At the heart of the film is savagery, bereft of tenderness, brimming with menace.

And Tarantino is THE master of menace. He creates it with consummate ease - he leads you up, he holds your hand gently, and then he let's you fall, nay, hurtle down, like a rollercoaster which only goes down.

He fills his films with an elegantly raw artistry and his own special slow-burning build-up. You could liken it to a long foreplay, or you could call it the tease of a talented sadist.

See how he starts this film. Pretty girls, lush French countryside landscapes, romance in the soundtrack - all these fill your senses. But its not long before you realize all of it is not for the heart or the heart-break; it only exists for the heart-attack.
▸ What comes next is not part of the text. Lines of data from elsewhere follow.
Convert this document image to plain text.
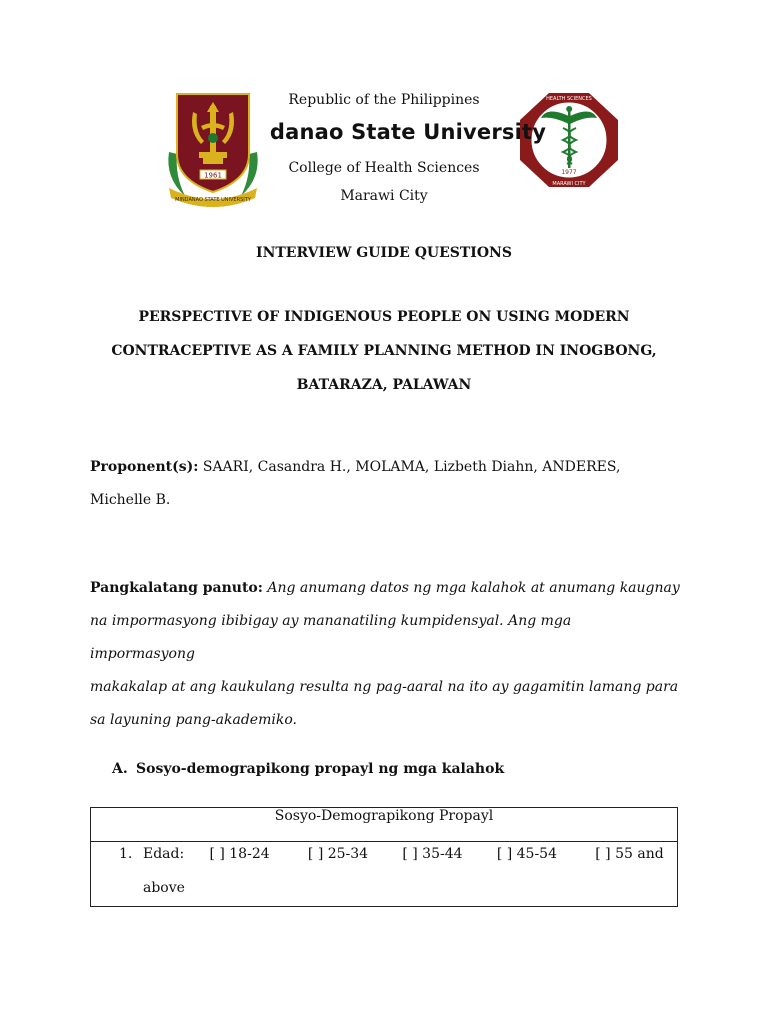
1961
MINDANAO STATE UNIVERSITY
HEALTH SCIENCES
MARAWI CITY
1977
Republic of the Philippines
danao State University
College of Health Sciences
Marawi City
INTERVIEW GUIDE QUESTIONS
PERSPECTIVE OF INDIGENOUS PEOPLE ON USING MODERN
CONTRACEPTIVE AS A FAMILY PLANNING METHOD IN INOGBONG,
BATARAZA, PALAWAN
Proponent(s): SAARI, Casandra H., MOLAMA, Lizbeth Diahn, ANDERES,
Michelle B.
Pangkalatang panuto: Ang anumang datos ng mga kalahok at anumang kaugnay
na impormasyong ibibigay ay mananatiling kumpidensyal. Ang mga impormasyong
makakalap at ang kaukulang resulta ng pag-aaral na ito ay gagamitin lamang para
sa layuning pang-akademiko.
A. Sosyo-demograpikong propayl ng mga kalahok
Sosyo-Demograpikong Propayl

1. Edad: [ ] 18-24	[ ] 25-34 [ ] 35-44 [ ] 45-54	[ ] 55 and
above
Tarantino brings his love for interweaving stories and cinema into play. He weaves complexity with relish , and finds World War 2 as happy hunting ground.

As a director, Tarantino brings the amazing out of his actors, time and again - Uma Thurman, John Travolta, Kurt Russell, Darryl Hannah, Luis Lui, just to name a few. Here, we have Brad Pitt trying out his Brando-pose and Soutern brogue with broad brushes. And finds opposite him a smooth (name), a little known German actor, who underplays his animal, with tease and ease.

Tarantino writes with an overpowering sense of ironical humour and humorous irony.

There's Wild West in the soudtrack when the Nazis come, the Jew hunter smokes a pipe which is straight from the Marx brothers. A bloody confrontation is preceded with a game with placards affixed on foreheads. And the fantasy finds its end in the very place where all fantasies start and end - the cinema hall.

After a linear Death Proof, Tarantino returns to his complex story-telling - interweaving stories, flashbacks which pop in without warning, quotidian conversation which work like the sharpening of a knife, and the shock of an in-the-face denouement.

It is no surprise that the last line in the film is "My best work so far, eh?." Hmm, with Kill Bill, Pulp Fiction, Reservoir Dogs in ones CV, its a tough one to answer. But, oh yes, a rousing addition to the pantheon, indeed.